The junta-appointed Election Commission (EC) has also been touring urban areas announcing the lists via loudspeakers, sources in Rangoon said, adding however that there was a sense of apathy among the people about Burma’s first polls in 20 years.
“We don’t even know who the candidates in our areas are, as it is yet to be announced,” said a Rangoon merchant. “There are just a lot of people like me – I’m not interested; I basically know that I will get to vote.”
The absence of Suu Kyi’s name from the voter list is the final nail in the coffin for the winner of the last elections in 1990: repressive election laws have barred the detained Nobel laureate from participating, and her spell under house arrest, which observers say is a deliberate ploy to keep her out of the political sphere, means she legally cannot vote.

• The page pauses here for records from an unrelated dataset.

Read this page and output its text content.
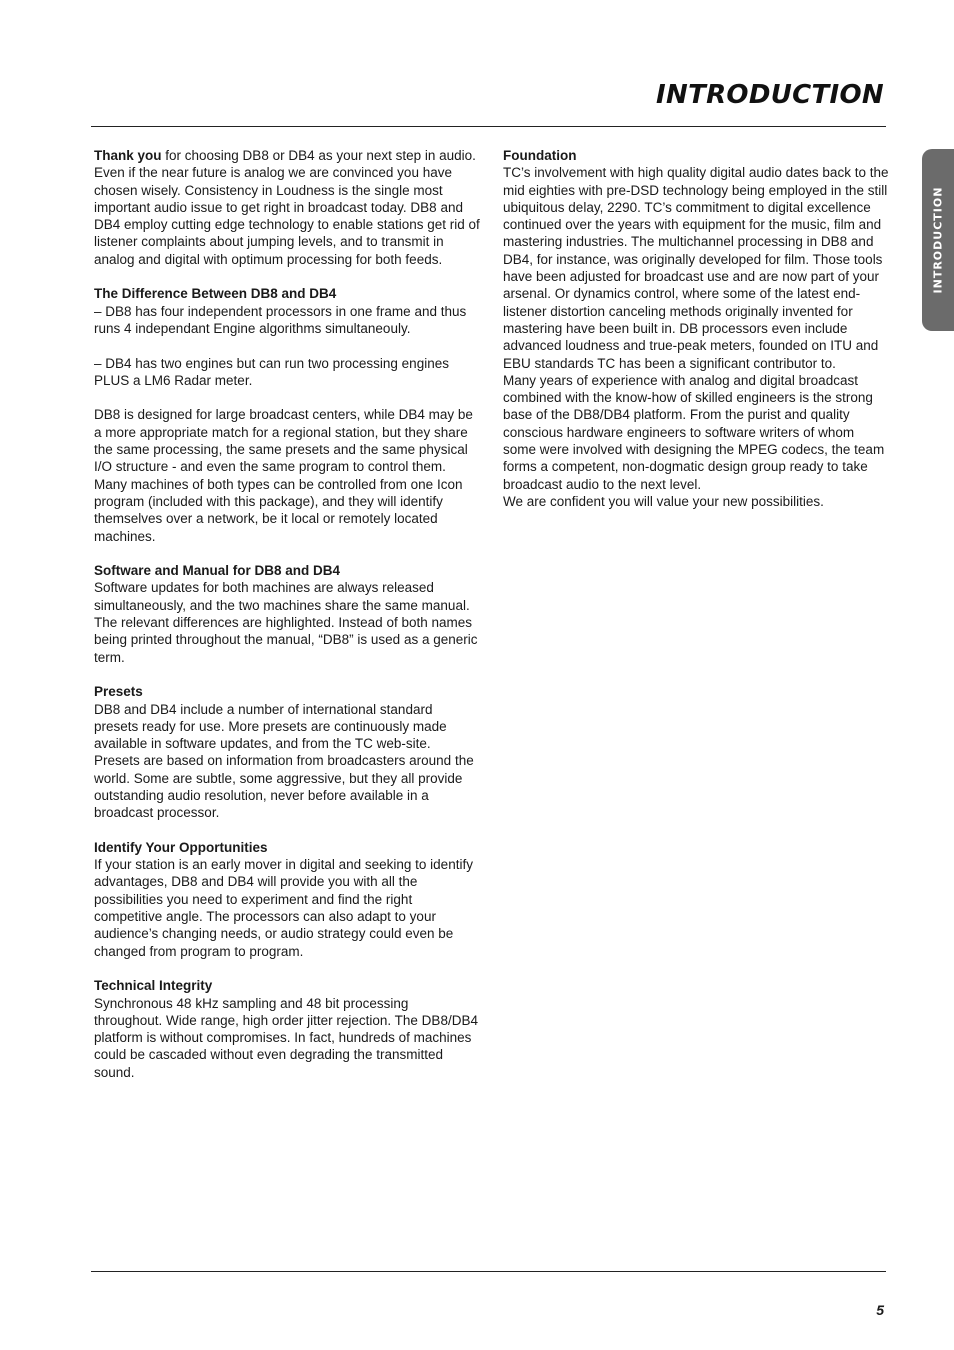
INTRODUCTION
INTRODUCTION

Thank you for choosing DB8 or DB4 as your next step in audio. Even if the near future is analog we are convinced you have chosen wisely. Consistency in Loudness is the single most important audio issue to get right in broadcast today. DB8 and DB4 employ cutting edge technology to enable stations get rid of listener complaints about jumping levels, and to transmit in analog and digital with optimum processing for both feeds.

The Difference Between DB8 and DB4

– DB8 has four independent processors in one frame and thus runs 4 independant Engine algorithms simultaneouly.

– DB4 has two engines but can run two processing engines PLUS a LM6 Radar meter.

DB8 is designed for large broadcast centers, while DB4 may be a more appropriate match for a regional station, but they share the same processing, the same presets and the same physical I/O structure - and even the same program to control them. Many machines of both types can be controlled from one Icon program (included with this package), and they will identify themselves over a network, be it local or remotely located machines.

Software and Manual for DB8 and DB4

Software updates for both machines are always released simultaneously, and the two machines share the same manual. The relevant differences are highlighted. Instead of both names being printed throughout the manual, “DB8” is used as a generic term.

Presets

DB8 and DB4 include a number of international standard presets ready for use. More presets are continuously made available in software updates, and from the TC web-site. Presets are based on information from broadcasters around the world. Some are subtle, some aggressive, but they all provide outstanding audio resolution, never before available in a broadcast processor.

Identify Your Opportunities

If your station is an early mover in digital and seeking to identify advantages, DB8 and DB4 will provide you with all the possibilities you need to experiment and find the right competitive angle. The processors can also adapt to your audience’s changing needs, or audio strategy could even be changed from program to program.

Technical Integrity

Synchronous 48 kHz sampling and 48 bit processing throughout. Wide range, high order jitter rejection. The DB8/DB4 platform is without compromises. In fact, hundreds of machines could be cascaded without even degrading the transmitted sound.

Foundation

TC’s involvement with high quality digital audio dates back to the mid eighties with pre-DSD technology being employed in the still ubiquitous delay, 2290. TC’s commitment to digital excellence continued over the years with equipment for the music, film and mastering industries. The multichannel processing in DB8 and DB4, for instance, was originally developed for film. Those tools have been adjusted for broadcast use and are now part of your arsenal. Or dynamics control, where some of the latest end-listener distortion canceling methods originally invented for mastering have been built in. DB processors even include advanced loudness and true-peak meters, founded on ITU and EBU standards TC has been a significant contributor to.

Many years of experience with analog and digital broadcast combined with the know-how of skilled engineers is the strong base of the DB8/DB4 platform. From the purist and quality conscious hardware engineers to software writers of whom some were involved with designing the MPEG codecs, the team forms a competent, non-dogmatic design group ready to take broadcast audio to the next level.

We are confident you will value your new possibilities.

5
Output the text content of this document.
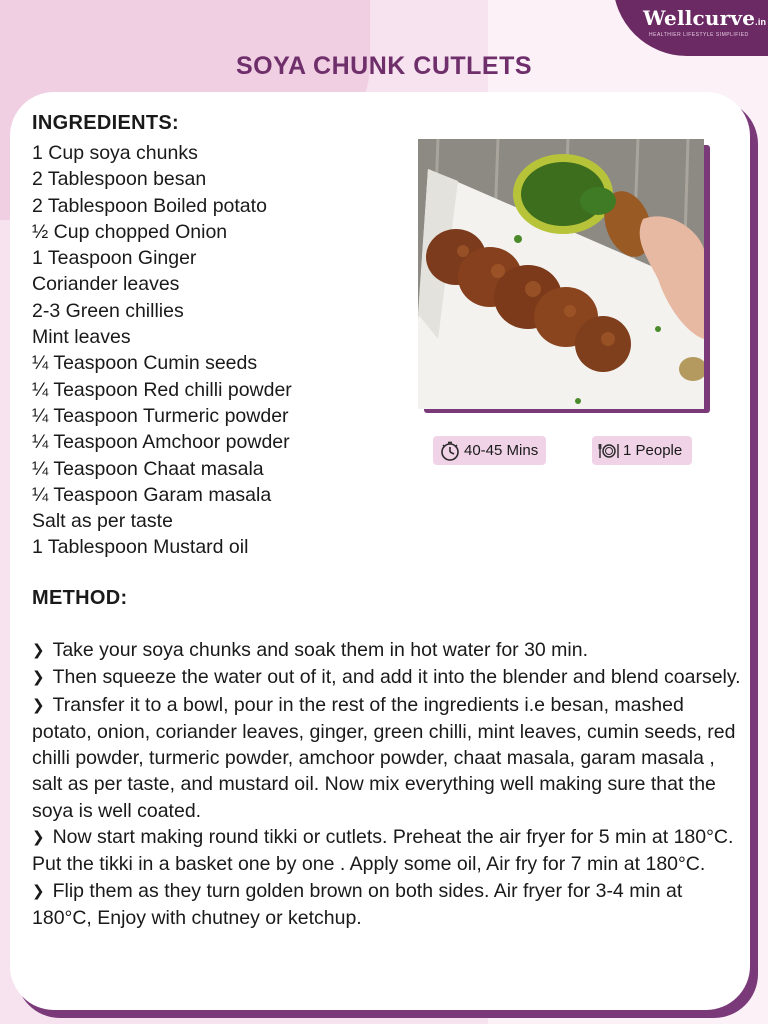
Wellcurve.in
HEALTHIER LIFESTYLE SIMPLIFIED
SOYA CHUNK CUTLETS
INGREDIENTS:
1 Cup soya chunks
2 Tablespoon besan
2 Tablespoon Boiled potato
½ Cup chopped Onion
1 Teaspoon Ginger
Coriander leaves
2-3 Green chillies
Mint leaves
¼ Teaspoon Cumin seeds
¼ Teaspoon Red chilli powder
¼ Teaspoon Turmeric powder
¼ Teaspoon Amchoor powder
¼ Teaspoon Chaat masala
¼ Teaspoon Garam masala
Salt as per taste
1 Tablespoon Mustard oil
40-45 Mins	1 People
METHOD:
❯ Take your soya chunks and soak them in hot water for 30 min.
❯ Then squeeze the water out of it, and add it into the blender and blend coarsely.
❯ Transfer it to a bowl, pour in the rest of the ingredients i.e besan, mashed potato, onion, coriander leaves, ginger, green chilli, mint leaves, cumin seeds, red chilli powder, turmeric powder, amchoor powder, chaat masala, garam masala , salt as per taste, and mustard oil. Now mix everything well making sure that the soya is well coated.
❯ Now start making round tikki or cutlets. Preheat the air fryer for 5 min at 180°C. Put the tikki in a basket one by one . Apply some oil, Air fry for 7 min at 180°C.
❯ Flip them as they turn golden brown on both sides. Air fryer for 3-4 min at 180°C, Enjoy with chutney or ketchup.
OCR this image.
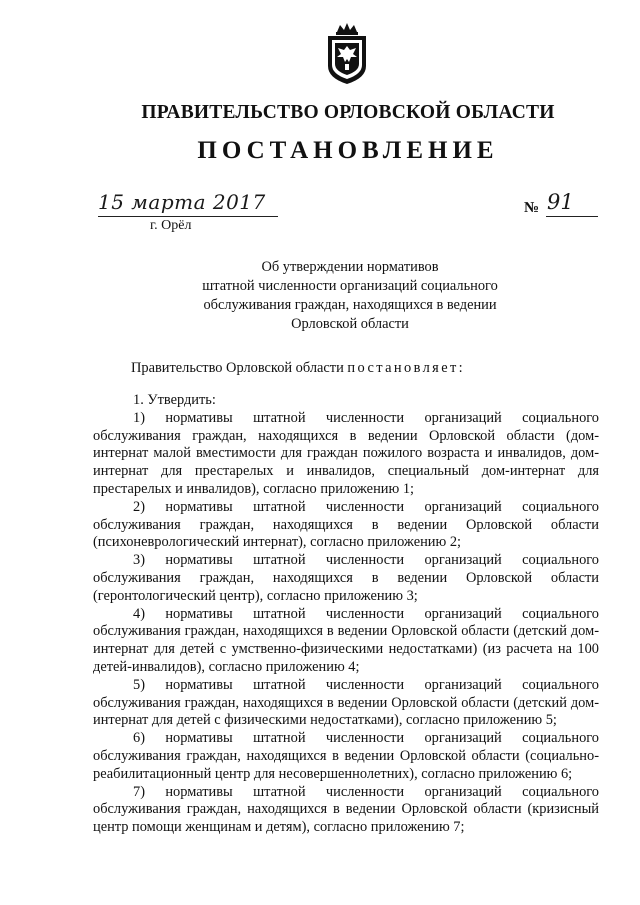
ПРАВИТЕЛЬСТВО ОРЛОВСКОЙ ОБЛАСТИ
ПОСТАНОВЛЕНИЕ
15 марта 2017	№ 91
г. Орёл
Об утверждении нормативов
штатной численности организаций социального
обслуживания граждан, находящихся в ведении
Орловской области
Правительство Орловской области постановляет:

1. Утвердить:

1) нормативы штатной численности организаций социального обслуживания граждан, находящихся в ведении Орловской области (дом-интернат малой вместимости для граждан пожилого возраста и инвалидов, дом-интернат для престарелых и инвалидов, специальный дом-интернат для престарелых и инвалидов), согласно приложению 1;

2) нормативы штатной численности организаций социального обслуживания граждан, находящихся в ведении Орловской области (психоневрологический интернат), согласно приложению 2;

3) нормативы штатной численности организаций социального обслуживания граждан, находящихся в ведении Орловской области (геронтологический центр), согласно приложению 3;

4) нормативы штатной численности организаций социального обслуживания граждан, находящихся в ведении Орловской области (детский дом-интернат для детей с умственно-физическими недостатками) (из расчета на 100 детей-инвалидов), согласно приложению 4;

5) нормативы штатной численности организаций социального обслуживания граждан, находящихся в ведении Орловской области (детский дом-интернат для детей с физическими недостатками), согласно приложению 5;

6) нормативы штатной численности организаций социального обслуживания граждан, находящихся в ведении Орловской области (социально-реабилитационный центр для несовершеннолетних), согласно приложению 6;

7) нормативы штатной численности организаций социального обслуживания граждан, находящихся в ведении Орловской области (кризисный центр помощи женщинам и детям), согласно приложению 7;
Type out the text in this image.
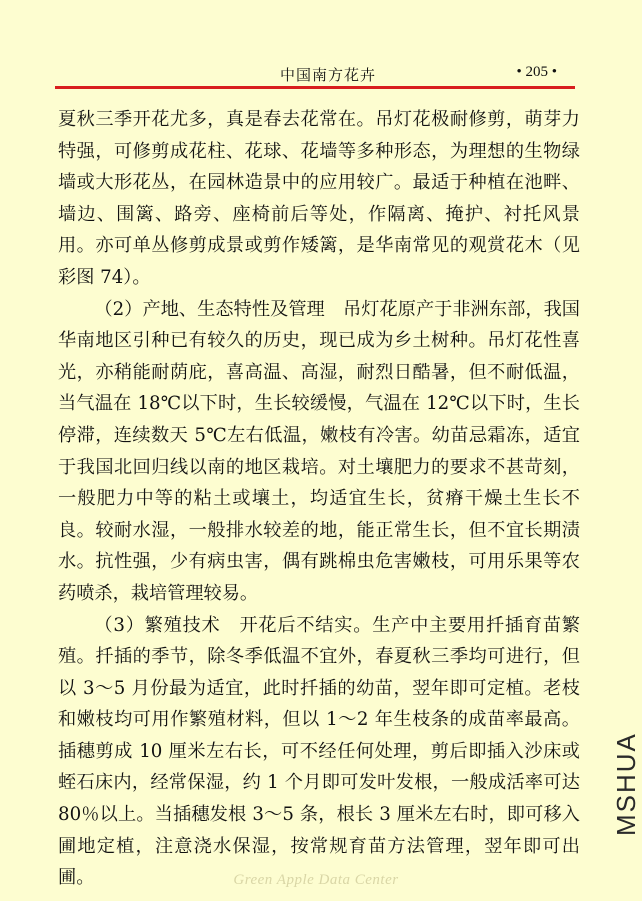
中国南方花卉	• 205 •

夏秋三季开花尤多，真是春去花常在。吊灯花极耐修剪，萌芽力特强，可修剪成花柱、花球、花墙等多种形态，为理想的生物绿墙或大形花丛，在园林造景中的应用较广。最适于种植在池畔、墙边、围篱、路旁、座椅前后等处，作隔离、掩护、衬托风景用。亦可单丛修剪成景或剪作矮篱，是华南常见的观赏花木（见彩图 74）。

（2）产地、生态特性及管理　吊灯花原产于非洲东部，我国华南地区引种已有较久的历史，现已成为乡土树种。吊灯花性喜光，亦稍能耐荫庇，喜高温、高湿，耐烈日酷暑，但不耐低温，当气温在 18℃以下时，生长较缓慢，气温在 12℃以下时，生长停滞，连续数天 5℃左右低温，嫩枝有冷害。幼苗忌霜冻，适宜于我国北回归线以南的地区栽培。对土壤肥力的要求不甚苛刻，一般肥力中等的粘土或壤土，均适宜生长，贫瘠干燥土生长不良。较耐水湿，一般排水较差的地，能正常生长，但不宜长期渍水。抗性强，少有病虫害，偶有跳棉虫危害嫩枝，可用乐果等农药喷杀，栽培管理较易。

（3）繁殖技术　开花后不结实。生产中主要用扦插育苗繁殖。扦插的季节，除冬季低温不宜外，春夏秋三季均可进行，但以 3～5 月份最为适宜，此时扦插的幼苗，翌年即可定植。老枝和嫩枝均可用作繁殖材料，但以 1～2 年生枝条的成苗率最高。插穗剪成 10 厘米左右长，可不经任何处理，剪后即插入沙床或蛭石床内，经常保湿，约 1 个月即可发叶发根，一般成活率可达 80％以上。当插穗发根 3～5 条，根长 3 厘米左右时，即可移入圃地定植，注意浇水保湿，按常规育苗方法管理，翌年即可出圃。	Green Apple Data Center
MSHUA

Burma has around 30 million eligible voters out of a population of some 59 million, the government announced in July. Of these, 52 percent are in the 20-39 age range, the demographic most likely to cast votes, the immigration and population ministry said.
Nay Myo Wei, a candidate for the Diversity and Peace Party (DPP) in Rangoon’s Mingalardon and Insein townships, said that the party would wait until the full lists of voters are out before it plans what to do next. He is up against candidates from the junta backed Union Solidarity and Development Party (USDP) and National Unity Party (NUP), whose colossal membership base and eligible candidates make them the strongest contenders for the 7 November vote.
Also eyeing the elections is Zam Cin Ta, a candidate for the Chin National Party. He said that there are about 40,000 voters in his constituency, but only one seat for the 440-strong People’s Parliament, which has 110 seats already reserved for the military.
While his party ostensibly represents the interests of the people of Chin state in Burma’s northwest, locals there appear to share the disinterest voiced by some Rangoon residents.
“The names [of the voters] have been announced. As for us, it’s just like Daw Aung San Suu Kyi said: we also have the right to not vote as well as the right to vote, and we are taking this [boycott] stance.”